To survive a motion to dismiss under Fed. R. Civ. P. 12(b)(6), a complaint must contain sufficient factual matter that "state[s] a claim to relief that is plausible on its face." Bell Atl. Corp. v. Twombly, 550 U.S. 544, 570 (2007). A claim is plausible on its face when the factual allegations allow the court to infer the defendant's liability based on the alleged conduct. Ashcroft v. Iqbal, 556 U.S. 662, 663 (2009). The factual allegations must present more than "the mere possibility of misconduct." Id. at 678.

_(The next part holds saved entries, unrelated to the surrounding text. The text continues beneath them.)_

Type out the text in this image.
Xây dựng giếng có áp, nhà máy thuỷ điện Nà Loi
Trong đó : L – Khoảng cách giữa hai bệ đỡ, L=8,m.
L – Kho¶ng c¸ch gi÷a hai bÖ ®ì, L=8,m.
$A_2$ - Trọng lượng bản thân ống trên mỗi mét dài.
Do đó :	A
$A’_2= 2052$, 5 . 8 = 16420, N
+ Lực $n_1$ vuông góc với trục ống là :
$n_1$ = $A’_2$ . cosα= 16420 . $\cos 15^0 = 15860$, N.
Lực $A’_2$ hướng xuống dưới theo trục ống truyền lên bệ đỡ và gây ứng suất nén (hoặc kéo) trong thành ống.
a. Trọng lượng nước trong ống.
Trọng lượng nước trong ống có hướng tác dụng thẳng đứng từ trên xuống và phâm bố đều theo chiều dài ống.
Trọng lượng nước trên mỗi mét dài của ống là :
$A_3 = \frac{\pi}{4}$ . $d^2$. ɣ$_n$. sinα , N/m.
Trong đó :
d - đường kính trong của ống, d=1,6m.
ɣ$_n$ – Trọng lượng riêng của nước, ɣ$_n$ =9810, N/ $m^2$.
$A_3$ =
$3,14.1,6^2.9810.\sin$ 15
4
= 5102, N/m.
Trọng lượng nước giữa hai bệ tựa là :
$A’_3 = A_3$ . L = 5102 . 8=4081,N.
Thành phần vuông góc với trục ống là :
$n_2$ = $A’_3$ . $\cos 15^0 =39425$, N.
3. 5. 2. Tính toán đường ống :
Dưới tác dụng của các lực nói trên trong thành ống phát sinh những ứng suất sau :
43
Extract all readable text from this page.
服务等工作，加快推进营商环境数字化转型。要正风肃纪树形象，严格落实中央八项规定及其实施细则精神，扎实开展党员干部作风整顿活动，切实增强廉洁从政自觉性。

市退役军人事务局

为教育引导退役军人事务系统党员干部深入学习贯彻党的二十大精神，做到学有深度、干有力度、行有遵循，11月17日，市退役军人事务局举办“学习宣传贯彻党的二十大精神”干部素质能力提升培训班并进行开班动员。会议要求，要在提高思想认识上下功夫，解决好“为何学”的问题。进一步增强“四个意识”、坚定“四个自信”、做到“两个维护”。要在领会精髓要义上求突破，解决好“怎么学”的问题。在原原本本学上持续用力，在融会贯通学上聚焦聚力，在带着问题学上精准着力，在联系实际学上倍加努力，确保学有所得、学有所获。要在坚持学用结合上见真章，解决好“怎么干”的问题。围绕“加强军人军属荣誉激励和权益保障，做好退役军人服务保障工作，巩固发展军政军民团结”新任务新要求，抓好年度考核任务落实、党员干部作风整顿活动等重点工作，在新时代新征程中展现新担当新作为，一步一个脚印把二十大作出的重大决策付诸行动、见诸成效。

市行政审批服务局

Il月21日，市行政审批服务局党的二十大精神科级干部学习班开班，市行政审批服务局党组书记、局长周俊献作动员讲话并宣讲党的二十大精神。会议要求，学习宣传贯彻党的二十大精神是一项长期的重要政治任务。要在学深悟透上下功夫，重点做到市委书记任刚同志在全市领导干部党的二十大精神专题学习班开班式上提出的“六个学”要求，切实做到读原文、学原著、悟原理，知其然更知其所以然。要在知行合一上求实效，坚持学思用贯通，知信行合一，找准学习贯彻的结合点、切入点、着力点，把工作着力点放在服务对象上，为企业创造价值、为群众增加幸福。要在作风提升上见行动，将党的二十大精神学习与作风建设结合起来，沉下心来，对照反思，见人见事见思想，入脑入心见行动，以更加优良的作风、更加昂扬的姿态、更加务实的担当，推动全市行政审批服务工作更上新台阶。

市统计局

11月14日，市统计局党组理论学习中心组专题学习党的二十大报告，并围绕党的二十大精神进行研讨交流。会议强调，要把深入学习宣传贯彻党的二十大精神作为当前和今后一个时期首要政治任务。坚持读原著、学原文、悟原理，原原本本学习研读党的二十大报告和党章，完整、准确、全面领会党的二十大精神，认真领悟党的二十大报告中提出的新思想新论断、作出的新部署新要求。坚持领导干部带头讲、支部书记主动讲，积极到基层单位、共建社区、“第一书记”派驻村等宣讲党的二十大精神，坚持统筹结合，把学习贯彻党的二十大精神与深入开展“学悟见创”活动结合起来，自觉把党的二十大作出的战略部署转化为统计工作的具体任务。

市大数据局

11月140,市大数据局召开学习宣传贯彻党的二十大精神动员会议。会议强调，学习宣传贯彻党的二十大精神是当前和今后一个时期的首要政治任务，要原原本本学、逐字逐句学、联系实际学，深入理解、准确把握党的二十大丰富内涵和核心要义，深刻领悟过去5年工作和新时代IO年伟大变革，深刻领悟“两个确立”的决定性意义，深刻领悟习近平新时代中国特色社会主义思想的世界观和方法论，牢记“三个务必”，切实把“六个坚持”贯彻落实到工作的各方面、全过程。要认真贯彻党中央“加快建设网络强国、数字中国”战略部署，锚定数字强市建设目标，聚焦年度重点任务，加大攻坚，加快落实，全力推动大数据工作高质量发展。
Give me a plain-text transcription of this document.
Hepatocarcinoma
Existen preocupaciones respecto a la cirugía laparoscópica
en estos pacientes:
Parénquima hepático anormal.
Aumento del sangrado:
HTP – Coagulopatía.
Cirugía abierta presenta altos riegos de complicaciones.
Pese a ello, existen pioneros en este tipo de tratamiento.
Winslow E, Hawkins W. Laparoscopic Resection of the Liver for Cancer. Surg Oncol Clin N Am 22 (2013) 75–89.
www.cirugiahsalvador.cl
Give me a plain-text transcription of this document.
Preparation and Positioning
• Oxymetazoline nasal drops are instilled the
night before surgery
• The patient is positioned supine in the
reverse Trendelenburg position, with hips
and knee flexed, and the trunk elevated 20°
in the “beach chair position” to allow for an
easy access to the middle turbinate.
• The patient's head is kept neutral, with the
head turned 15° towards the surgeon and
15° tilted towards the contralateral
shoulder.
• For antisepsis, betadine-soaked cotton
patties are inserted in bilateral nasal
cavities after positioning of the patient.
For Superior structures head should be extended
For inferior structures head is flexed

When considering a motion to dismiss, the court must accept all allegations of material fact as true and construe those facts in the light most favorable to the non-movant. Burgert, 200 F.3d at 663. But the court is "not bound to accept as true a legal conclusion couched as a factual allegation." Twombly, 550 U.S. at 555. If the complaint is dismissed, leave to amend should be granted unless "the pleading could not possibly be cured by the allegation of other facts." Doe v. United States, 58 F.3d 494, 497 (9th Cir. 1995). DISCUSSION I. Eleventh Amendment Defendants first argue that the Eleventh Amendment bars Plaintiffs’ claims because their allegations against Defendants are not allegations against Defendants in their personal capacities,

but instead against Defendants’ offices. “The Eleventh Amendment provides the states with sovereign immunity, allowing a state the privilege not to be sued, whether by its own citizens or those of another state, without its consent.” Boquist v. Or. State Senate, 432 F. Supp. 3d 1221, 1227 (D. Or. 2020), aff’d in part sub nom. Boquist v. Courtney, No. 20-35080, 2022 WL 1184730 (9th Cir. Apr. 21, 2022), and rev’d in part sub nom. Boquist v. Courtney, 32 F.4th 764 (9th Cir. 2022) (citations and quotations omitted). Sovereign immunity extends to state officials in their official capacities. Will v. Michigan Dep’t of State Police, 491 U.S. 58, 71 (1989) (“[A] suit against

a state official in his or her official capacity is not a suit against the official but rather is a suit against the official's office. As such, it is no different from a suit against the State itself.”); Pena v. Gardner, 976 F.2d 469, 473 (9th Cir. 1992), as amended (Oct. 9, 1992) (“An official sued in his official capacity has the same immunity as the state, and is entitled to Eleventh Amendment Immunity.”). The distinction between official-capacity suits and personal-capacity suits is more than just “a mere pleading device.” Hafer v. Melo, 502 U.S. 21, 17 (1991) (quoting Will, 491 U.S. at 71). Whereas official-capacity suits “generally represent only another way of pleading an action against an entity of which an officer is an agent[,]” personal-capacity suits seek to impose personal liability

upon a government official for actions he takes under color of state law. Kentucky v. Graham, 473 U.S. 159, 165 (1985) (quoting Monell v. Dep’t of Soc. Servs. of City of New York, 436 U.S. 658, 690 n.55 (1978)). “Officers sued in their personal capacity come to court as individuals, and the real party of interest in the individual, not the sovereign.” Magassa v. Mayorkas, 52 F.4th 1156, 1162 (9th Cir. 2022), cert. denied, 144 S. Ct.